Münster. Der deutsche Spitzensport steht am Scheideweg. Seit Jahren sinkt die Zahl internationaler Erfolge. Die Kritik an der aktuellen Förderpolitik wächst. Besonders junge Athletinnen und Athleten kämpfen mit massiven strukturellen und finanziellen Problemen. Im Fokus steht dabei auch die Universität Münster – als Partnerhochschule des Spitzensports und Stimme für Veränderung. Im neuen „Umdenken“-Podcast der Universität analysiert Sportpsychologin Dr. Barbara Halberschmidt die Lage.
Ex-Olympiasieger Jens Lehmann kritisierte jüngst den sinkenden Medaillenspiegel: „Der deutsche Leistungssport befindet sich deutlich im Abwärtstrend.“ Und auch Andreas Michelmann, Präsident des Deutschen Handballbunds, fordert mehr Offenheit bei Sportstätten: „Wir brauchen offene Hallentüren statt Streit um Schlüsselgewalt.“
Die Ursachen für die Misere sind vielfältig – doch ein zentraler Punkt sind laut Halberschmidt finanzielle Hürden.

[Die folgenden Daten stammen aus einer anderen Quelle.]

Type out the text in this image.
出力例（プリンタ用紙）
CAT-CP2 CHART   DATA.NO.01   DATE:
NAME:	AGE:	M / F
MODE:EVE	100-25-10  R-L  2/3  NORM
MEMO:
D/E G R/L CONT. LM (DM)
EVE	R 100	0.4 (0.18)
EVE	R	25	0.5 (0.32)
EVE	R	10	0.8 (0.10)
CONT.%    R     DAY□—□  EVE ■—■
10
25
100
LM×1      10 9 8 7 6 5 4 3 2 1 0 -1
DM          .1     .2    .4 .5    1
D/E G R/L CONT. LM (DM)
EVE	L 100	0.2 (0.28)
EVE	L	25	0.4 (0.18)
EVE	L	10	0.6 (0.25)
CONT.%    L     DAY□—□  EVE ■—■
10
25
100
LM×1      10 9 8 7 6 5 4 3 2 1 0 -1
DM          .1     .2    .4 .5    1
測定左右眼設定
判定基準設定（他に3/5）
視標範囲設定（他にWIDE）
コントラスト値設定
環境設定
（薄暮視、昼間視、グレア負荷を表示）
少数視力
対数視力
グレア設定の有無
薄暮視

Eltern würden zunehmend zu unfreiwilligen Hauptsponsoren ihrer Kinder. Doch nicht jeder könne sich das leisten. Das Resultat: Talent allein reicht nicht. Ohne Geld fehlen Zeit, Trainingsmöglichkeiten und Zugang zu Wettkämpfen.
Ein Beispiel für die strukturellen Probleme liefert die Universität Münster selbst. Rund 60 eingeschriebene Spitzensportlerinnen und -sportler müssen hier Studium, Training und Wettkämpfe miteinander vereinbaren. Ein Nebenjob sei da kaum noch möglich, so Halberschmidt. Die Uni versucht gegenzusteuern: Mit flexiblen Prüfungszeiten, freiem Zugang zu Sportanlagen und persönlicher Beratung will man den Spagat zwischen Leistungssport und Studium erleichtern.
Dennoch bleibt das Grundproblem bestehen: Wer aus einem finanzschwachen Elternhaus kommt, hat oft schlechtere Karten. Die sportpsychologische Betreuung ist zwar ein wichtiger Baustein, doch ohne ausreichend Zeit und Ressourcen für Training bleiben sportliche Erfolge aus.
Ein weiteres Thema, das in der öffentlichen Debatte oft übersehen wird, ist die mentale Verfassung junger Sportler. Halberschmidt betont: Auch wenn die Depressionsrate mit rund neun Prozent nicht über der der Allgemeinbevölkerung liege, sei die psychische Belastung enorm. Wettkampfdruck, ständige Leistungsbewertung und Zukunftsängste setzen vielen zu.
Deshalb fordert sie eine Enttabuisierung psychischer Probleme im Spitzensport in Deutschland. Immer mehr Sportlerinnen und Sportler gehen mit gutem Beispiel voran und sprechen offen über ihre Herausforderungen. Das sei ein Schritt in die richtige Richtung, so Halberschmidt. Nur wer auch mental gesund sei, könne körperliche Spitzenleistungen erbringen.
Die Stimmen mehren sich: Es braucht neue Konzepte für den Spitzensport in Deutschland. Bessere Talentsichtung, mehr Trainer, mehr Hallen – und mehr finanzielle Unterstützung. Doch mindestens ebenso wichtig ist eine gesellschaftliche Wertschätzung für den Leistungssport. Derzeit fehlen diese Signale. Stattdessen regiert das Excel-Sheet, wie es der Sportvorstand des Leichtathletik-Verbands pointiert formulierte.
Wenn sich das nicht ändert, wird Deutschland im internationalen Vergleich weiter zurückfallen. Und viele junge Talente werden den Spitzensport frühzeitig verlassen – nicht, weil ihnen der Wille fehlt, sondern die Mittel.